Public art and the beholder's vision

Public art and the beholder's vision

 

Art historian Cher Krause Knight said, “art’s publicness rests in the quality and impact of its exchange with audiences…at its most public, art extends opportunities for community engagement but cannot demand particular conclusion.” Examples can be found around Fort Myers.

Most recently, the unexplained arrival of 23 large iron sculptures distributed throughout the River District that turned out to be the work of renowned Colombian artist Edgardo Carmona caused quite a stir. Can you remember a Centennial Park before David Black’s Fire Dance brightened the scene? And what better way to indicate McGregor Boulevard’s Fort Myers city limits than with the multiple public art pieces on the 10-acre campus of the Alliance for the Arts?

All of these unique pieces have Professor Knight’s criteria in common: they beg for engagement for the very reason that they don’t answer any questions. They don’t say, “Hey, look at me,” and then explain themselves. Maybe we would stop noticing them if we knew what they meant. Probably Salvador Dali wouldn’t have been so enamored with the specters he encountered at the Parco Dei Mostri (park of monsters) north of Rome when he visited the Gardens of Bombarzo.

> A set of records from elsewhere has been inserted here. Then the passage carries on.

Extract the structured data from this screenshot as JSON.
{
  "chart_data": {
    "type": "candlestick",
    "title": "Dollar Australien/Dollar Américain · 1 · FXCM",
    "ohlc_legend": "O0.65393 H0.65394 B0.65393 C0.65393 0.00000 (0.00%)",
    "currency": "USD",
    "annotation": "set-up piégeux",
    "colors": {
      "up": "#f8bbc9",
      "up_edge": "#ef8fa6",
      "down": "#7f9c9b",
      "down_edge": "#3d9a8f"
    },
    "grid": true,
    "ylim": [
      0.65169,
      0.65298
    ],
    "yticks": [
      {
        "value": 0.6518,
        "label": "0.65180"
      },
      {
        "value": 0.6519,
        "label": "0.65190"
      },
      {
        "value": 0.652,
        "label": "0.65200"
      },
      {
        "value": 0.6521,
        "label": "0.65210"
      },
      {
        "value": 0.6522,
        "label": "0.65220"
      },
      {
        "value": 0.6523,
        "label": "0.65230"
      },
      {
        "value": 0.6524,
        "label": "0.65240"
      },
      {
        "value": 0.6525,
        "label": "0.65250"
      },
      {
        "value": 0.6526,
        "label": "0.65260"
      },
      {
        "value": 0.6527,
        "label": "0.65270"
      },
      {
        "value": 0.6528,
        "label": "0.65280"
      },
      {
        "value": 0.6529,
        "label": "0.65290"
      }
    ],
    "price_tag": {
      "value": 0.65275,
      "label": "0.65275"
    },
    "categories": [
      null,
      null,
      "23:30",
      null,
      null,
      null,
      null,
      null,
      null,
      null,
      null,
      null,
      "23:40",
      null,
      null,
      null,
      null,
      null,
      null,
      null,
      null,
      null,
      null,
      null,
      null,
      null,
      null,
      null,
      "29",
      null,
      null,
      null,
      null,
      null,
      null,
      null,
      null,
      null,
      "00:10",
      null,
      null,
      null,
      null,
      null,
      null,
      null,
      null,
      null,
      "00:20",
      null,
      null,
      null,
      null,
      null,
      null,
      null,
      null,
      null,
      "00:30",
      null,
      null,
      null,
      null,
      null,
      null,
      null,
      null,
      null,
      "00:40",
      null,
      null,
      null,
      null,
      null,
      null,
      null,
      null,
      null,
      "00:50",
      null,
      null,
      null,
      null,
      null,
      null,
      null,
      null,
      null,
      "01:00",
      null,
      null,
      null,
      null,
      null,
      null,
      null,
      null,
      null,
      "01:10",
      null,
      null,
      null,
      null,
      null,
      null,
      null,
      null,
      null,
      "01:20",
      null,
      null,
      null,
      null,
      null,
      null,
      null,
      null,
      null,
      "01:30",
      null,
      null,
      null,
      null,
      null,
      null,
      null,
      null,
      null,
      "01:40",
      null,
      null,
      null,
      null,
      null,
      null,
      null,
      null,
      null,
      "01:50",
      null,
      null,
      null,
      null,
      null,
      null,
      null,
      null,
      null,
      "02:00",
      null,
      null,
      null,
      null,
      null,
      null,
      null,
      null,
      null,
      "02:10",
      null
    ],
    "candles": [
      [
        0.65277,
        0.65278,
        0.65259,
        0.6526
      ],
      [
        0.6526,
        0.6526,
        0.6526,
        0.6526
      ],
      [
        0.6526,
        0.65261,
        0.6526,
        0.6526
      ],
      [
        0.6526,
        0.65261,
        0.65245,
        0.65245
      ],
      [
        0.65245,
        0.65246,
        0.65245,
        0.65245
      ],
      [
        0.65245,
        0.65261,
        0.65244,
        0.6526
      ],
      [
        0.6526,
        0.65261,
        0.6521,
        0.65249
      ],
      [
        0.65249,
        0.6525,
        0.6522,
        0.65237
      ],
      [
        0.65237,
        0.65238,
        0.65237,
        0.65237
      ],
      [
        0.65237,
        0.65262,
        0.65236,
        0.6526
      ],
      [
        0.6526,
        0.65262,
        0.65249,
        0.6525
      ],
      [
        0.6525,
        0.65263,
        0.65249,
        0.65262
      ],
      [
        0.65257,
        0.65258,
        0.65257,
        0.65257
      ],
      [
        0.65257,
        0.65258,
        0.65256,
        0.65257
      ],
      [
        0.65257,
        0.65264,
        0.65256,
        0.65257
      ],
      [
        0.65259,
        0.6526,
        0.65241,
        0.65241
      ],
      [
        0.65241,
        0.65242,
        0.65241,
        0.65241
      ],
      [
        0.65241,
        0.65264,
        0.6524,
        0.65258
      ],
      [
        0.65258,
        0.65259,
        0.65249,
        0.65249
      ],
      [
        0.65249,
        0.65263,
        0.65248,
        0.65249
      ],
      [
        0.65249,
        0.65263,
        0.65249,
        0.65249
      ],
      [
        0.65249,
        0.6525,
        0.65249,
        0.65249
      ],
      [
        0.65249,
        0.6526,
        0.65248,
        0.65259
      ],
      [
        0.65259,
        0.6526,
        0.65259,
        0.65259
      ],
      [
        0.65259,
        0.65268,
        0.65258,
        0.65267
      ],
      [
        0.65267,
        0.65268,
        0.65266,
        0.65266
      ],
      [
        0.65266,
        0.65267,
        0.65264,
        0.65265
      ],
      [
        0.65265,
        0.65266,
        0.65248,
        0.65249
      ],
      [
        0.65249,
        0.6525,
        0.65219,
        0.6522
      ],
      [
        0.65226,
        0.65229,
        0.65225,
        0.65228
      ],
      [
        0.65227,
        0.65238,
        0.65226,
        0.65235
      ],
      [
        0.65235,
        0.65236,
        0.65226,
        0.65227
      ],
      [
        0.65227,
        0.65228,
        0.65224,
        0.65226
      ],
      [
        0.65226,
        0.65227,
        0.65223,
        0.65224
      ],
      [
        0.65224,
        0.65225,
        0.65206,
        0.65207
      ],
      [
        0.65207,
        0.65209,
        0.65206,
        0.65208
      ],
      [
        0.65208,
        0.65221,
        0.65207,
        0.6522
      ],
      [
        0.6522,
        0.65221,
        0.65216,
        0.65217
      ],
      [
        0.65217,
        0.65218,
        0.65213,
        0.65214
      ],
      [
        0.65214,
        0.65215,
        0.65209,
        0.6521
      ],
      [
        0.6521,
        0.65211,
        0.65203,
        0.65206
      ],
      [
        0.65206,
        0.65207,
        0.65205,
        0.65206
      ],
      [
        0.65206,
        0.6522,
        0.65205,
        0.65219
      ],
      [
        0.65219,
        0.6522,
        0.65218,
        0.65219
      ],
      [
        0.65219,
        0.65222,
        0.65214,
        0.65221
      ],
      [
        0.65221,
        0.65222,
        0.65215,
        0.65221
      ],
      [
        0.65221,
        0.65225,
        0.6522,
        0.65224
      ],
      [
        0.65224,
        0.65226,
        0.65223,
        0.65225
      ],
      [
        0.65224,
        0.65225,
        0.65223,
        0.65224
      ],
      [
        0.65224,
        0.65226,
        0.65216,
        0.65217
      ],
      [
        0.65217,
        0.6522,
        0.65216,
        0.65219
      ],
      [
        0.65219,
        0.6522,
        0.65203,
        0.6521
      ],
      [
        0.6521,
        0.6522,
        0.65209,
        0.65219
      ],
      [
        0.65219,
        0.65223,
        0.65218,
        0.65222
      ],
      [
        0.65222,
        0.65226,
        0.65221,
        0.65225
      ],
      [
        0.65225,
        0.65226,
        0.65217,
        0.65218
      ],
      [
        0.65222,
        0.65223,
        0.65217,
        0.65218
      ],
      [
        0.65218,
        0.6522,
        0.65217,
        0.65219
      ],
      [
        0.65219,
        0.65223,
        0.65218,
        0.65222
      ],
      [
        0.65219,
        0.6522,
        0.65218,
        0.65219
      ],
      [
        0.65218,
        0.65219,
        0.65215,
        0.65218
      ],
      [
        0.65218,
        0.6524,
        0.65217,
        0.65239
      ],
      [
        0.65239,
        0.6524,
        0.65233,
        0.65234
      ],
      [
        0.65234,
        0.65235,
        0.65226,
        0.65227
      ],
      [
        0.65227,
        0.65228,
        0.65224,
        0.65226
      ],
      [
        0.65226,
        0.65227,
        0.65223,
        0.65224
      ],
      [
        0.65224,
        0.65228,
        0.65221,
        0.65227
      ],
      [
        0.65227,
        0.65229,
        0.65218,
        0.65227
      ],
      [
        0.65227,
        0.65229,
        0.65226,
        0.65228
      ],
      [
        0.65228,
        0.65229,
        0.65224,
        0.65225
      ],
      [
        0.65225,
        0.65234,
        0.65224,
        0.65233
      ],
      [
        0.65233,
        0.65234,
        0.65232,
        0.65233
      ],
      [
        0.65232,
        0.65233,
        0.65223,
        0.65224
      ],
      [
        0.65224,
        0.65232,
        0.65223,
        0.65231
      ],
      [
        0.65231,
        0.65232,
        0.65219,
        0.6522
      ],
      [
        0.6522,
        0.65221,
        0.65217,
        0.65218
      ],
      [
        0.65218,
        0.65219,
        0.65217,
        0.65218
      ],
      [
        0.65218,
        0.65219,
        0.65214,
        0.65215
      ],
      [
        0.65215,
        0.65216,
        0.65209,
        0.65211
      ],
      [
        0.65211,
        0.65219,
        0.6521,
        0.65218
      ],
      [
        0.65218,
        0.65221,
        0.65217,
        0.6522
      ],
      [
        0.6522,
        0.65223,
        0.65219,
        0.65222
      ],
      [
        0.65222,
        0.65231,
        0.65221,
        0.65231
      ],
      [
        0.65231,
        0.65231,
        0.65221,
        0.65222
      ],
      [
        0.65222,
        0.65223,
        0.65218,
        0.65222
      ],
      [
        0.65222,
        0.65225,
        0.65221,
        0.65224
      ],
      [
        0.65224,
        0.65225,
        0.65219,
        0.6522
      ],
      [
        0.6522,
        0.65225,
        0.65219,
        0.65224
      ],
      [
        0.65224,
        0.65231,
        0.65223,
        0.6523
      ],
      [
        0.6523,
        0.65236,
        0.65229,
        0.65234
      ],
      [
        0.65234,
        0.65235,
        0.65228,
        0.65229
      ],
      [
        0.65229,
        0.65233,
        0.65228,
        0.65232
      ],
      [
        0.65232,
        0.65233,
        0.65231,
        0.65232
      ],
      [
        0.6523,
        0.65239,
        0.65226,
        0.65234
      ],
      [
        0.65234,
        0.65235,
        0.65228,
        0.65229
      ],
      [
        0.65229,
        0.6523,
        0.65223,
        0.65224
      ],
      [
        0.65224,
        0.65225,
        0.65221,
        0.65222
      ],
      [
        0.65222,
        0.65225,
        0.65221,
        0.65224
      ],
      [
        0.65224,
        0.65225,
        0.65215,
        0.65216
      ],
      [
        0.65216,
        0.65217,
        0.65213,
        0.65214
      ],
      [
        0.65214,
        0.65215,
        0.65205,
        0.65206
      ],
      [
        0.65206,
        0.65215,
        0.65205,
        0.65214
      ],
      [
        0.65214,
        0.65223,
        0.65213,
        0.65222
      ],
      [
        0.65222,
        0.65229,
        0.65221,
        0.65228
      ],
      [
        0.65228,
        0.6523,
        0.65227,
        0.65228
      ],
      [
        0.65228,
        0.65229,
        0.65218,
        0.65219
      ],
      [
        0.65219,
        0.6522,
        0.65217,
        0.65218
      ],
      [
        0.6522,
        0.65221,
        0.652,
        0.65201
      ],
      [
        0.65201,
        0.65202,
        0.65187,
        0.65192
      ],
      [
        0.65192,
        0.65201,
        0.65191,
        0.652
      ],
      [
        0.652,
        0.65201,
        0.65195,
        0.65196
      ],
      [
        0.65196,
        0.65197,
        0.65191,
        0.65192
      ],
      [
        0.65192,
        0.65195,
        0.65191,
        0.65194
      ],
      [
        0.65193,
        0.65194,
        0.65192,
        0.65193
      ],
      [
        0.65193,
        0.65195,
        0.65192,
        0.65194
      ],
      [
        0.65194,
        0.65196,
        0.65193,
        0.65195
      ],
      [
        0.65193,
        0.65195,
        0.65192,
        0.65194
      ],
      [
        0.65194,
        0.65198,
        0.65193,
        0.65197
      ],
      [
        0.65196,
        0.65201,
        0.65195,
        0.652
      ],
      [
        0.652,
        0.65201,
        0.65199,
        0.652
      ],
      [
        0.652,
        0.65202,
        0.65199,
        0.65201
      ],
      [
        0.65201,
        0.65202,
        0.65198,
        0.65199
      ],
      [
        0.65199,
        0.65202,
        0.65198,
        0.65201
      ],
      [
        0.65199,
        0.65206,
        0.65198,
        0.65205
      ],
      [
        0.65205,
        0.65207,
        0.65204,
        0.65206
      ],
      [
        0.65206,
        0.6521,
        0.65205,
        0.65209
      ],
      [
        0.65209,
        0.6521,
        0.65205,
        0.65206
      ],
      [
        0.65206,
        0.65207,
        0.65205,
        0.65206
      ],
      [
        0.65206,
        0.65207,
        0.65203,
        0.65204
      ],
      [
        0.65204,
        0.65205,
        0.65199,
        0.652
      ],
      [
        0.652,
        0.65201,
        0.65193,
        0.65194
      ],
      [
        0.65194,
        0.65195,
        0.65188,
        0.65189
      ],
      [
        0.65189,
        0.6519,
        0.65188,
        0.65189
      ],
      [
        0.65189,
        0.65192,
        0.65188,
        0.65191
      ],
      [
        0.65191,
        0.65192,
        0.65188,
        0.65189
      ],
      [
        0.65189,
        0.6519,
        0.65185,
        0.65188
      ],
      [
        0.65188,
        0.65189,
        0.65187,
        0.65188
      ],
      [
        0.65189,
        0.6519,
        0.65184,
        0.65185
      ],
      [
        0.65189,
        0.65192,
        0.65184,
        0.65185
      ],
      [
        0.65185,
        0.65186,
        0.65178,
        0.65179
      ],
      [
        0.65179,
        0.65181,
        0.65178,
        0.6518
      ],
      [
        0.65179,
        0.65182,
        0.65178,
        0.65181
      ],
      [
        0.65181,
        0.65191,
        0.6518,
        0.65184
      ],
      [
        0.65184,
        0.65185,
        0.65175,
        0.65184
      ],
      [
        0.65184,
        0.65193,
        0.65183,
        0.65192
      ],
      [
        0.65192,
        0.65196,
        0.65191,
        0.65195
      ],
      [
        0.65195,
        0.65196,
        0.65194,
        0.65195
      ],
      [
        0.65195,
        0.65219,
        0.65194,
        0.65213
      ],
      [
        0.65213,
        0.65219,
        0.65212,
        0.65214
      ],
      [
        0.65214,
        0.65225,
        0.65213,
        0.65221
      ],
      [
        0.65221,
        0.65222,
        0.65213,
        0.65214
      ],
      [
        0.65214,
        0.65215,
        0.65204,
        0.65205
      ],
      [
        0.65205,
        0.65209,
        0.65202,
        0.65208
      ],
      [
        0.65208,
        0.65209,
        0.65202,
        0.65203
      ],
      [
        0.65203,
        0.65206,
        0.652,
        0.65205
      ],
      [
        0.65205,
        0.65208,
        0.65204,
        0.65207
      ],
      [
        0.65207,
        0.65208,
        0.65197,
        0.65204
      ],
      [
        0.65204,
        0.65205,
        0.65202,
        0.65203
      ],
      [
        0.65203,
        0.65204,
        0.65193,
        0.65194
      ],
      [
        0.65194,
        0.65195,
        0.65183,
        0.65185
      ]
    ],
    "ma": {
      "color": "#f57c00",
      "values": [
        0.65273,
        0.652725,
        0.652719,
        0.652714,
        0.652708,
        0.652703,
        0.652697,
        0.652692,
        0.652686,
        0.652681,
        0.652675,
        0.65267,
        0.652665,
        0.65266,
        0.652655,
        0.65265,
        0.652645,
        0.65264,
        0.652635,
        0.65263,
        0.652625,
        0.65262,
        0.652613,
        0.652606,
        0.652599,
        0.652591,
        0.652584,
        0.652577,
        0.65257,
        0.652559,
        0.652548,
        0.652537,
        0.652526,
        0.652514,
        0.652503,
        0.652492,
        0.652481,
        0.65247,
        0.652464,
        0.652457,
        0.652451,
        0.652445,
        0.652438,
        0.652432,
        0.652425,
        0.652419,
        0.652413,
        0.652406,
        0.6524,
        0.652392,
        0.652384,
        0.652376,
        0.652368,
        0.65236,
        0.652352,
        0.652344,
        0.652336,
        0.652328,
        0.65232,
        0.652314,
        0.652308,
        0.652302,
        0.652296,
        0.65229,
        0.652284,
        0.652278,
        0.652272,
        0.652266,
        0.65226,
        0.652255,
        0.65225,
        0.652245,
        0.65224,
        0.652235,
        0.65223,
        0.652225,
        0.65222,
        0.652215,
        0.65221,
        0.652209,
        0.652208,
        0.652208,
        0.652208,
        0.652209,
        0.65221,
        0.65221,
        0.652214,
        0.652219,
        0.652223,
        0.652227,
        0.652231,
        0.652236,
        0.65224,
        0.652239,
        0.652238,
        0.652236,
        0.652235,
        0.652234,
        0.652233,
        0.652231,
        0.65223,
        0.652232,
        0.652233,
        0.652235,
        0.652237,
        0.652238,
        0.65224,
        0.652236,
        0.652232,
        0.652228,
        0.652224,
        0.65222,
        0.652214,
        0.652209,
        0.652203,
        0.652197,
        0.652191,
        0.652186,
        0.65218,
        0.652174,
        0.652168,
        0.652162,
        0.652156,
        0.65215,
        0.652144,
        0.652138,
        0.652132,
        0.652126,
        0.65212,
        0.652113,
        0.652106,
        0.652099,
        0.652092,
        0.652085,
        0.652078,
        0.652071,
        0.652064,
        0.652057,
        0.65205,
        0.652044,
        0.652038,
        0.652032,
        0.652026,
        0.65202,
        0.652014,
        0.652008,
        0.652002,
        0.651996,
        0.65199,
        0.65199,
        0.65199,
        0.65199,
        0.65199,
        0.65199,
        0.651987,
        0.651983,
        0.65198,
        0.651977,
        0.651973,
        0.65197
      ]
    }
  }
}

Pier Francesco Orsini had been through a lot at the time he commissioned the macabre stone statues in that lovey Italian garden in the woods. Perhaps he was able to sort out his grief and terror in memorializing it. We will never know for sure. What we do know is there’s no particular conclusion one is tasked with arriving at when they visit (an inscription on the head of Orcus, in fact, reads, OGNI PENSIERO VOLA, or “All thoughts fly.”). That was likely the appeal for Dali, who, regardless of the conclusion this little educational video might like you to draw, probably did not utter, “This is my jam!”